Emotionally focused therapy was developed by Sue Johnson. EFT is grounded in attachment theory, the idea that all human beings need a safe haven from stress and discomfort, and a secure base from which to explore the world. Early established attachment patterns between infant and caregiver carry on throughout the lifespan and manifest in adult relationships. Attachment theory provides EFT therapists with a “road map” to the drama of distress, emotions, and needs between partners.
When we perceive distance in our close relationships, we interpret this as danger; it is a threat to our sense of security. When this happens, our attachment system is triggered and we go into self-preservation mode, often doing what we did to cope in childhood. EFT helps to understand and reshape these patterns, reducing conflict while creating a more secure emotional bond.
Research studies have found that 70-75% of couples undergoing EFT successfully move from distress to recovery, and approximately 90% show significant improvements.
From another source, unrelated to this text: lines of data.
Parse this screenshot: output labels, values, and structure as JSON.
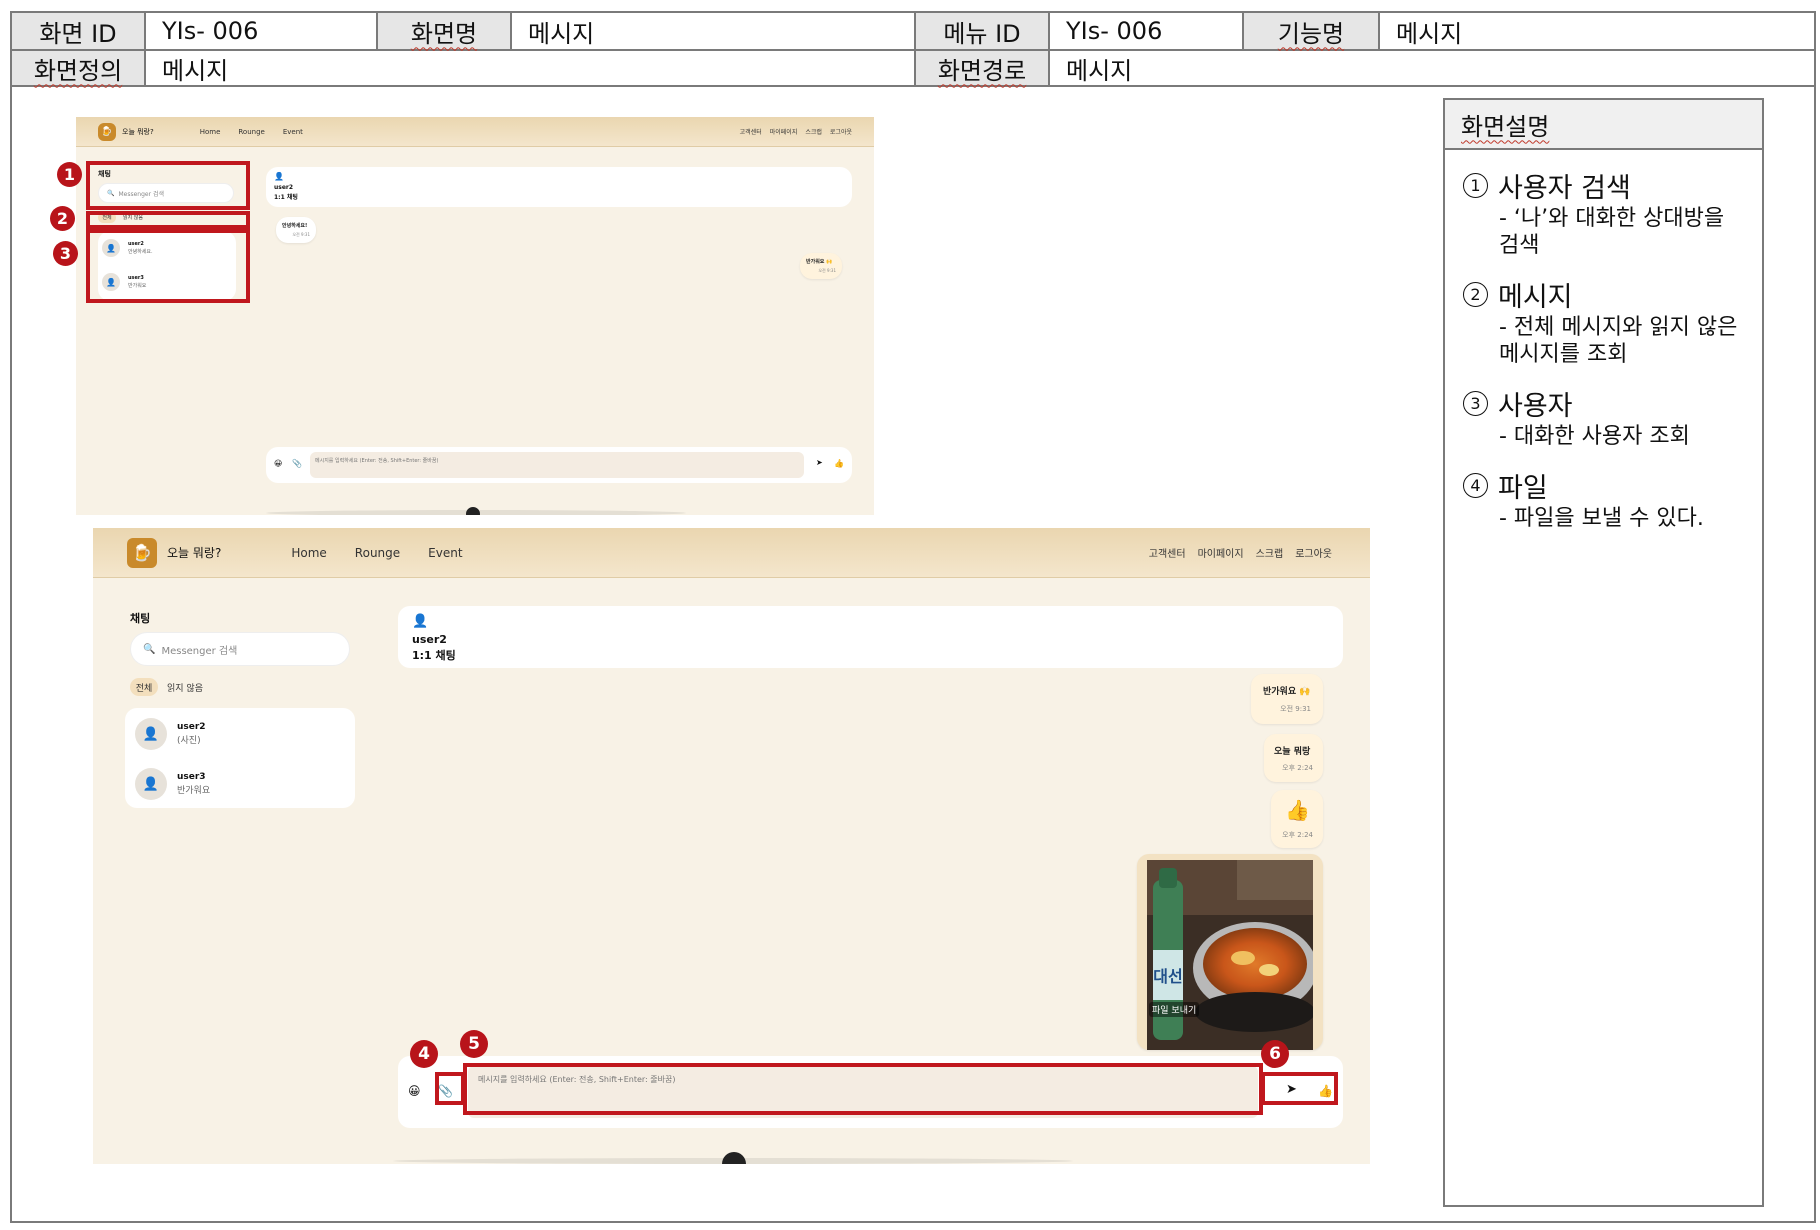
{
  "header": {
    "row1": {
      "screen_id_label": "화면 ID",
      "screen_id": "YIs- 006",
      "screen_name_label": "화면명",
      "screen_name": "메시지",
      "menu_id_label": "메뉴 ID",
      "menu_id": "YIs- 006",
      "function_name_label": "기능명",
      "function_name": "메시지"
    },
    "row2": {
      "screen_def_label": "화면정의",
      "screen_def": "메시지",
      "screen_path_label": "화면경로",
      "screen_path": "메시지"
    }
  },
  "description": {
    "title": "화면설명",
    "items": [
      {
        "num": "1",
        "title": "사용자 검색",
        "text1": "- ‘나’와 대화한 상대방을",
        "text2": "검색"
      },
      {
        "num": "2",
        "title": "메시지",
        "text1": "- 전체 메시지와 읽지 않은",
        "text2": "메시지를 조회"
      },
      {
        "num": "3",
        "title": "사용자",
        "text1": "- 대화한 사용자 조회",
        "text2": ""
      },
      {
        "num": "4",
        "title": "파일",
        "text1": "- 파일을 보낼 수 있다.",
        "text2": ""
      }
    ]
  },
  "app": {
    "logo_text": "오늘 뭐랑?",
    "nav": [
      "Home",
      "Rounge",
      "Event"
    ],
    "right_nav": [
      "고객센터",
      "마이페이지",
      "스크랩",
      "로그아웃"
    ],
    "chat_title": "채팅",
    "search_placeholder": "Messenger 검색",
    "filters": [
      "전체",
      "읽지 않음"
    ],
    "contacts_small": [
      {
        "name": "user2",
        "preview": "안녕하세요."
      },
      {
        "name": "user3",
        "preview": "반가워요"
      }
    ],
    "contacts_large": [
      {
        "name": "user2",
        "preview": "(사진)"
      },
      {
        "name": "user3",
        "preview": "반가워요"
      }
    ],
    "chat_user": "user2",
    "chat_type": "1:1 채팅",
    "small_messages": [
      {
        "text": "안녕하세요!",
        "time": "오전 9:31"
      },
      {
        "text": "반가워요 🙌",
        "time": "오전 9:31"
      }
    ],
    "large_messages": [
      {
        "text": "반가워요 🙌",
        "time": "오전 9:31"
      },
      {
        "text": "오늘 뭐랑",
        "time": "오후 2:24"
      },
      {
        "text": "👍",
        "time": "오후 2:24"
      }
    ],
    "photo_caption": "파일 보내기",
    "photo_bottle_text": "대선",
    "input_placeholder": "메시지를 입력하세요 (Enter: 전송, Shift+Enter: 줄바꿈)",
    "emoji_icon": "😀",
    "attach_icon": "📎",
    "send_icon": "➤",
    "like_icon": "👍",
    "person_icon": "👤",
    "search_icon": "🔍",
    "scroll_icon": "⌄"
  },
  "badges": [
    "1",
    "2",
    "3",
    "4",
    "5",
    "6"
  ],
  "colors": {
    "annotation_red": "#c0171d",
    "app_bg": "#f8f2e6",
    "bubble_mine": "#fff3dd"
  }
}
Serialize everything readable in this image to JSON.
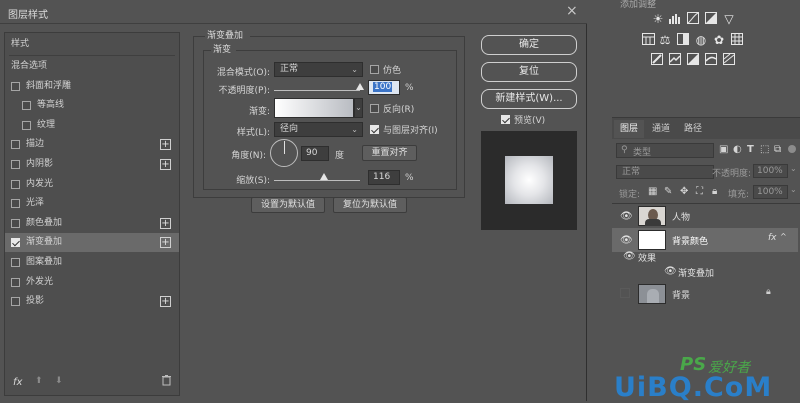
{
  "dialog": {
    "title": "图层样式",
    "close_glyph": "×"
  },
  "style_list": {
    "header": "样式",
    "items": [
      {
        "label": "混合选项",
        "checkbox": false,
        "checked": false,
        "plus": false,
        "indent": false,
        "selected": false
      },
      {
        "label": "斜面和浮雕",
        "checkbox": true,
        "checked": false,
        "plus": false,
        "indent": false,
        "selected": false
      },
      {
        "label": "等高线",
        "checkbox": true,
        "checked": false,
        "plus": false,
        "indent": true,
        "selected": false
      },
      {
        "label": "纹理",
        "checkbox": true,
        "checked": false,
        "plus": false,
        "indent": true,
        "selected": false
      },
      {
        "label": "描边",
        "checkbox": true,
        "checked": false,
        "plus": true,
        "indent": false,
        "selected": false
      },
      {
        "label": "内阴影",
        "checkbox": true,
        "checked": false,
        "plus": true,
        "indent": false,
        "selected": false
      },
      {
        "label": "内发光",
        "checkbox": true,
        "checked": false,
        "plus": false,
        "indent": false,
        "selected": false
      },
      {
        "label": "光泽",
        "checkbox": true,
        "checked": false,
        "plus": false,
        "indent": false,
        "selected": false
      },
      {
        "label": "颜色叠加",
        "checkbox": true,
        "checked": false,
        "plus": true,
        "indent": false,
        "selected": false
      },
      {
        "label": "渐变叠加",
        "checkbox": true,
        "checked": true,
        "plus": true,
        "indent": false,
        "selected": true
      },
      {
        "label": "图案叠加",
        "checkbox": true,
        "checked": false,
        "plus": false,
        "indent": false,
        "selected": false
      },
      {
        "label": "外发光",
        "checkbox": true,
        "checked": false,
        "plus": false,
        "indent": false,
        "selected": false
      },
      {
        "label": "投影",
        "checkbox": true,
        "checked": false,
        "plus": true,
        "indent": false,
        "selected": false
      }
    ],
    "footer_fx": "fx",
    "icons": [
      "fx-icon",
      "arrow-up-icon",
      "arrow-down-icon",
      "trash-icon"
    ]
  },
  "gradient_overlay": {
    "group_title": "渐变叠加",
    "sub_title": "渐变",
    "blend_mode_label": "混合模式(O):",
    "blend_mode_value": "正常",
    "dither_label": "仿色",
    "dither_checked": false,
    "opacity_label": "不透明度(P):",
    "opacity_value": "100",
    "opacity_unit": "%",
    "opacity_fraction": 1.0,
    "gradient_label": "渐变:",
    "reverse_label": "反向(R)",
    "reverse_checked": false,
    "style_label": "样式(L):",
    "style_value": "径向",
    "align_label": "与图层对齐(I)",
    "align_checked": true,
    "angle_label": "角度(N):",
    "angle_value": "90",
    "angle_unit": "度",
    "reset_align_label": "重置对齐",
    "scale_label": "缩放(S):",
    "scale_value": "116",
    "scale_unit": "%",
    "scale_fraction": 0.58,
    "make_default_label": "设置为默认值",
    "reset_default_label": "复位为默认值"
  },
  "buttons": {
    "ok": "确定",
    "reset": "复位",
    "new_style": "新建样式(W)...",
    "preview_label": "预览(V)",
    "preview_checked": true
  },
  "right_panel": {
    "top_label": "添加调整",
    "tabs": [
      "图层",
      "通道",
      "路径"
    ],
    "active_tab": "图层",
    "filter_placeholder": "类型",
    "blend_mode": "正常",
    "opacity_label": "不透明度:",
    "opacity_value": "100%",
    "lock_label": "锁定:",
    "fill_label": "填充:",
    "fill_value": "100%",
    "layers": [
      {
        "name": "人物",
        "visible": true,
        "thumbnail": "portrait-thumbnail",
        "locked": false,
        "fx": false
      },
      {
        "name": "背景颜色",
        "visible": true,
        "thumbnail": "white-thumbnail",
        "locked": false,
        "fx": true,
        "selected": true
      },
      {
        "name": "效果",
        "visible": true,
        "sub": true
      },
      {
        "name": "渐变叠加",
        "visible": true,
        "sub": true
      },
      {
        "name": "背景",
        "visible": false,
        "thumbnail": "photo-thumbnail",
        "locked": true,
        "fx": false
      }
    ],
    "fx_label": "fx"
  },
  "watermark": {
    "ps_text": "PS",
    "cn_text": "爱好者",
    "brand": "UiBQ.CoM"
  },
  "colors": {
    "background": "#535353",
    "panel_dark": "#3e3e3e",
    "selected_row": "#6a6a6a",
    "watermark_green": "#4aa84a",
    "watermark_blue": "#2a7fc9"
  }
}
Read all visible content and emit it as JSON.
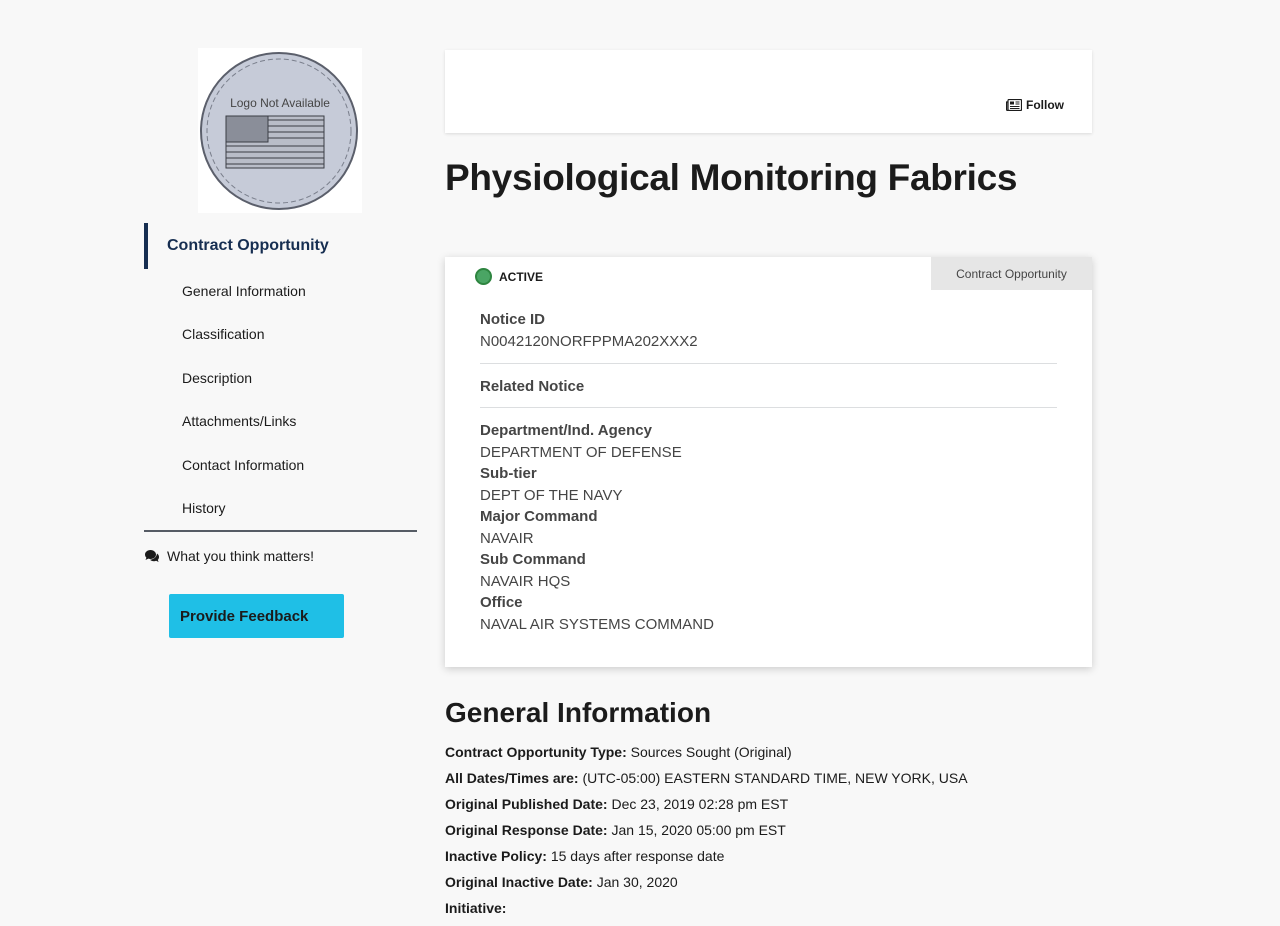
{
  "logo": {
    "caption": "Logo Not Available"
  },
  "sidebar": {
    "heading": "Contract Opportunity",
    "items": [
      {
        "label": "General Information"
      },
      {
        "label": "Classification"
      },
      {
        "label": "Description"
      },
      {
        "label": "Attachments/Links"
      },
      {
        "label": "Contact Information"
      },
      {
        "label": "History"
      }
    ],
    "feedback_text": "What you think matters!",
    "feedback_button": "Provide Feedback"
  },
  "header": {
    "follow_label": "Follow",
    "follow_icon": "newspaper-icon"
  },
  "page_title": "Physiological Monitoring Fabrics",
  "notice": {
    "status": "ACTIVE",
    "status_color": "#4aa564",
    "type_tag": "Contract Opportunity",
    "notice_id_label": "Notice ID",
    "notice_id": "N0042120NORFPPMA202XXX2",
    "related_label": "Related Notice",
    "fields": [
      {
        "label": "Department/Ind. Agency",
        "value": "DEPARTMENT OF DEFENSE"
      },
      {
        "label": "Sub-tier",
        "value": "DEPT OF THE NAVY"
      },
      {
        "label": "Major Command",
        "value": "NAVAIR"
      },
      {
        "label": "Sub Command",
        "value": "NAVAIR HQS"
      },
      {
        "label": "Office",
        "value": "NAVAL AIR SYSTEMS COMMAND"
      }
    ]
  },
  "general_info": {
    "heading": "General Information",
    "rows": [
      {
        "key": "Contract Opportunity Type:",
        "value": " Sources Sought (Original)"
      },
      {
        "key": "All Dates/Times are:",
        "value": " (UTC-05:00) EASTERN STANDARD TIME, NEW YORK, USA"
      },
      {
        "key": "Original Published Date:",
        "value": " Dec 23, 2019 02:28 pm EST"
      },
      {
        "key": "Original Response Date:",
        "value": " Jan 15, 2020 05:00 pm EST"
      },
      {
        "key": "Inactive Policy:",
        "value": " 15 days after response date"
      },
      {
        "key": "Original Inactive Date:",
        "value": " Jan 30, 2020"
      },
      {
        "key": "Initiative:",
        "value": ""
      }
    ]
  },
  "colors": {
    "nav_accent": "#162e51",
    "feedback_button": "#1fbfe6"
  }
}
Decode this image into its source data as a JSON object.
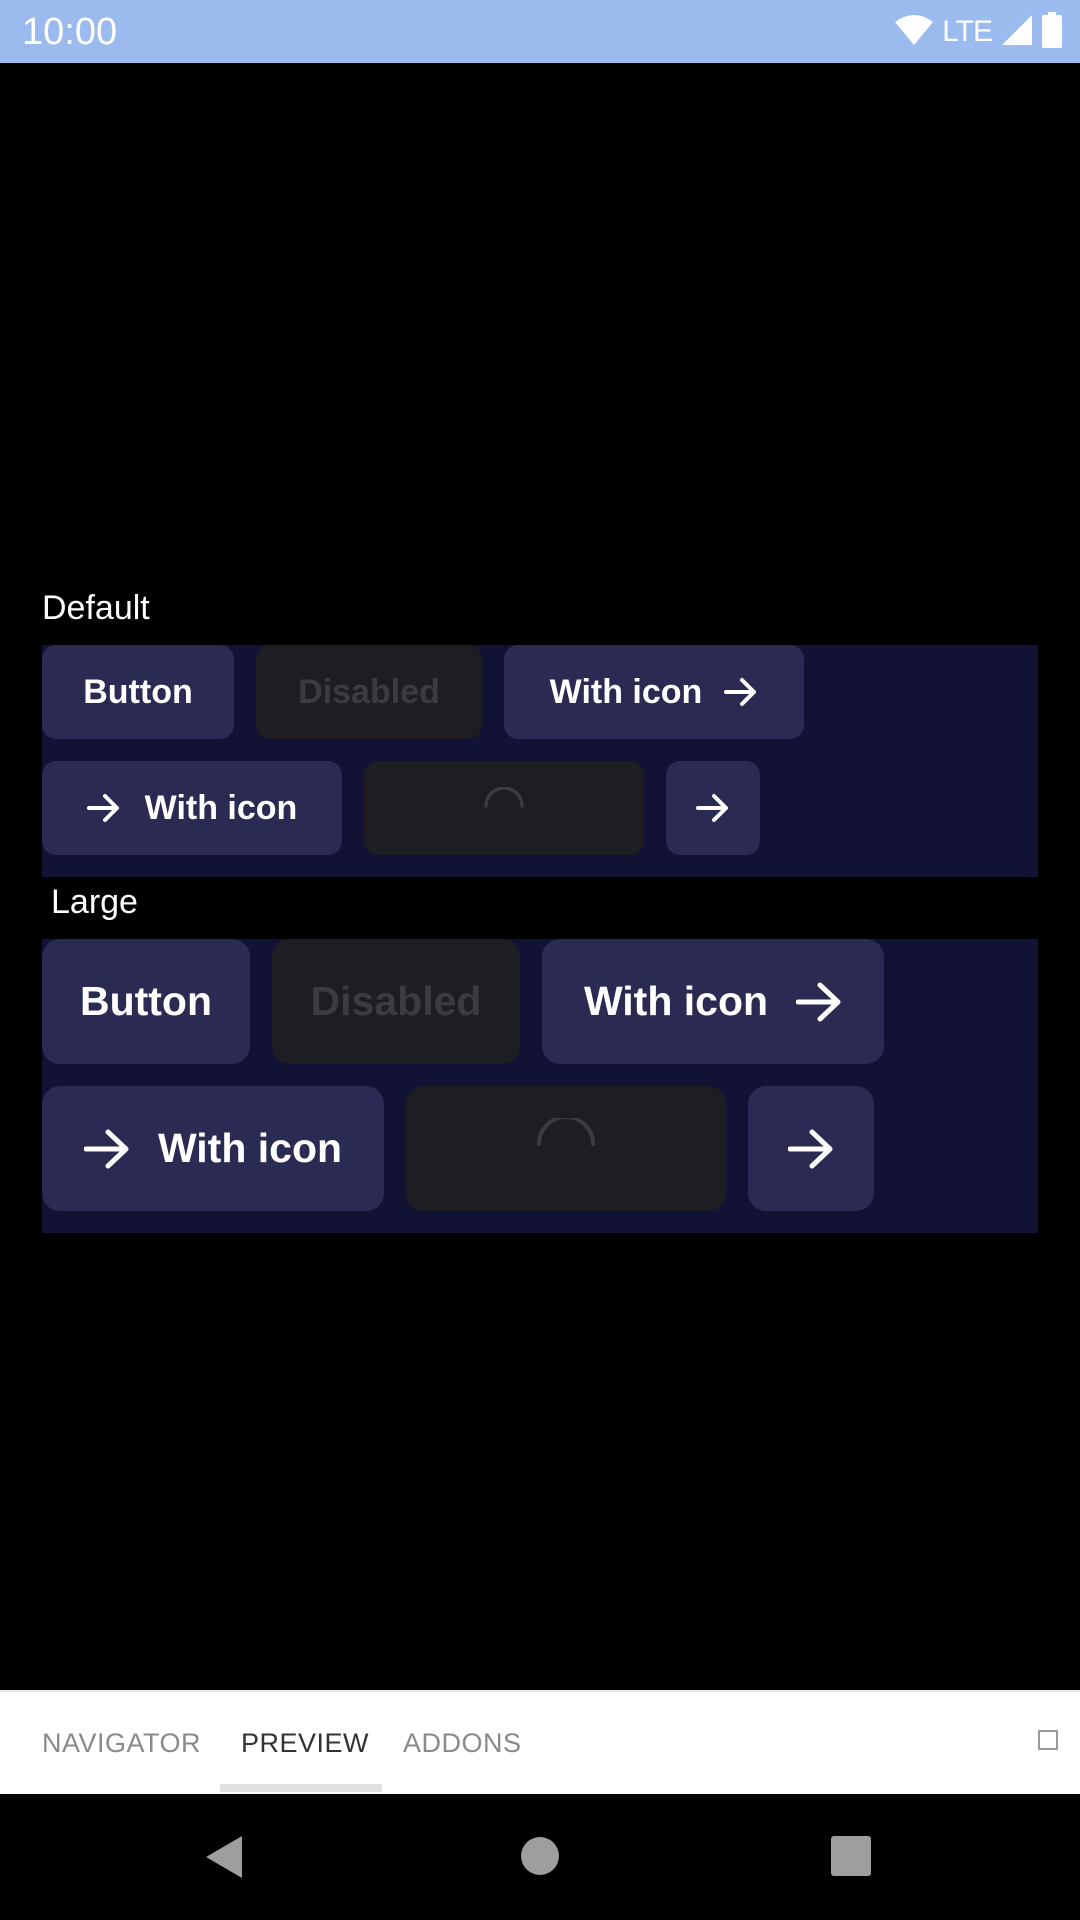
{
  "status_bar": {
    "time": "10:00",
    "network": "LTE"
  },
  "sections": {
    "default": {
      "title": "Default",
      "row1": {
        "button": "Button",
        "disabled": "Disabled",
        "with_icon": "With icon"
      },
      "row2": {
        "with_icon_leading": "With icon"
      }
    },
    "large": {
      "title": "Large",
      "row1": {
        "button": "Button",
        "disabled": "Disabled",
        "with_icon": "With icon"
      },
      "row2": {
        "with_icon_leading": "With icon"
      }
    }
  },
  "tabs": [
    {
      "label": "NAVIGATOR",
      "active": false
    },
    {
      "label": "PREVIEW",
      "active": true
    },
    {
      "label": "ADDONS",
      "active": false
    }
  ],
  "colors": {
    "status_bar": "#9bbbef",
    "panel_bg": "#121235",
    "button_bg": "#2a2a52",
    "disabled_bg": "#1e1e22",
    "disabled_text": "#3b3b40"
  },
  "icons": {
    "arrow": "arrow-right-icon",
    "spinner": "loading-spinner-icon",
    "wifi": "wifi-icon",
    "signal": "signal-icon",
    "battery": "battery-icon"
  }
}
“With the framework Dr. Medaris had worked us through, I looked back on the previous four years of hurt in a whole new light… The anger I had at my partner, the feelings of abandonment, distance, and lashing out shifted; I saw his choices not as ones designed to hurt, but designed to protect the hurt he was feeling, that I was creating. I saw the role I had played in our dynamic, but did not sink into shame because Dr. Medaris had helped me understand why I had acted and felt the way I had.”
The EFT Road Map
Phase One: Understanding your relationship history and discovering the negative patterns of interaction you tend to get stuck in. Noticing both the surface and underlying feelings that underlie that pattern. Begin to notice how you and your partner co-create the cycle that you get into when you argue or shut down. Recognize that the cycle is your common enemy, not each other.
Phase Two: With more safety established, begin to explore your experiences more deeply and begin to share these more vulnerable feelings with your partner. As you each begin to take these risks, it allows the other person to deeply see and understand your experience. Learn to stay engaged while listening to your partner’s experiences. Explore what helps each of you get and stay connected to each other. Create a deep, secure, lasting bond.
Phase Three: Revisit any problems that were put on hold while working on therapy (e.g. finances, parenting, housework) from this new place of emotional connection. They will seem far more approachable and resolvable from this place! If you are connected on a deep level, you can address almost any problem together. If you are disconnected, most problems will seem insurmountable. Create ways to celebrate and maintain your bond moving forward.